The hardest part of all this was that as soon as I left the coffee shop, I felt suddenly empty. I was walking in the street trying to think of my mistakes, what I could have done better and why it happened. I cried. I felt I was a failure. I struggled with my identity after that. And I learned to never trust anyone at work and to always have my guard up, unless they are willing to discuss everything openly.

But very soon, I realised it had nothing to do with me. Thanks to people that have been there for me in one of the darkest moments of my work experience, I realised  more, every day,  that I couldn’t give up, plenty of fish in the sea, and I couldn’t allow something external and unclear to make me believe I was not worth it. Moreover, I have proof that I did great and I know what I can do!

And sure enough, I pretty soon found a new job and I could finally move on! It just goes to show that things like this happen. Even if you feel the situation is unfair, try to take what you can out of it.

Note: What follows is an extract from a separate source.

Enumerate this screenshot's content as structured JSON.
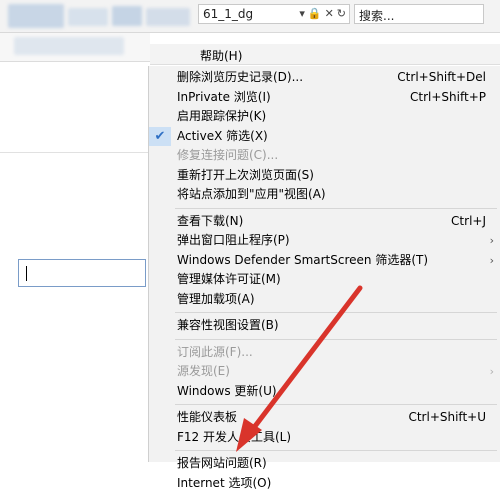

  • Give yourself time to be sad, angry, disappointed and any emotions you might feel, but don’t let it shake your confidence, learn from it and grow!
  • Never take it too personally, after all it’s just a job!
  • Move! Don’t spend too much time alone at home, try to get involved in new activities and do what you love and what you don’t have time to do when you work, turn it into quality time while you are in job search, don’t  be passive while you wait for something new.
  • Talk to people, you aren’t the only one facing hard times.
  • Whenever you get the next opportunity, work extra hard and prove that previous company that they missed out on a valuable asset (even though they might already know it).

Another piece of advice to employees is to always ask your bosses how things are REALLY going, just don’t be comfortable, because – as it happened to me – if your bosses don’t communicate clearly with you, you might receive bad surprises all of a sudden, while you think it’s all fine! And as I saw, being fired could also depend on other factors, not just your performance – which in my case was actually good as I said. Anything can happen, but at least if you insist on asking, you can see it coming and sense changes!

And finally, to all employers… Put yourselves in the shoes of the employees, be clear and open not only about the good things, but also about the bad ones, after all we all have ambitions, plans, dreams and expectations. And set a clear process of termination, don’t be vague, because it will affect your company’s culture and reputation too. Just remember we are not only an asset for the company, but also – and most of all – people.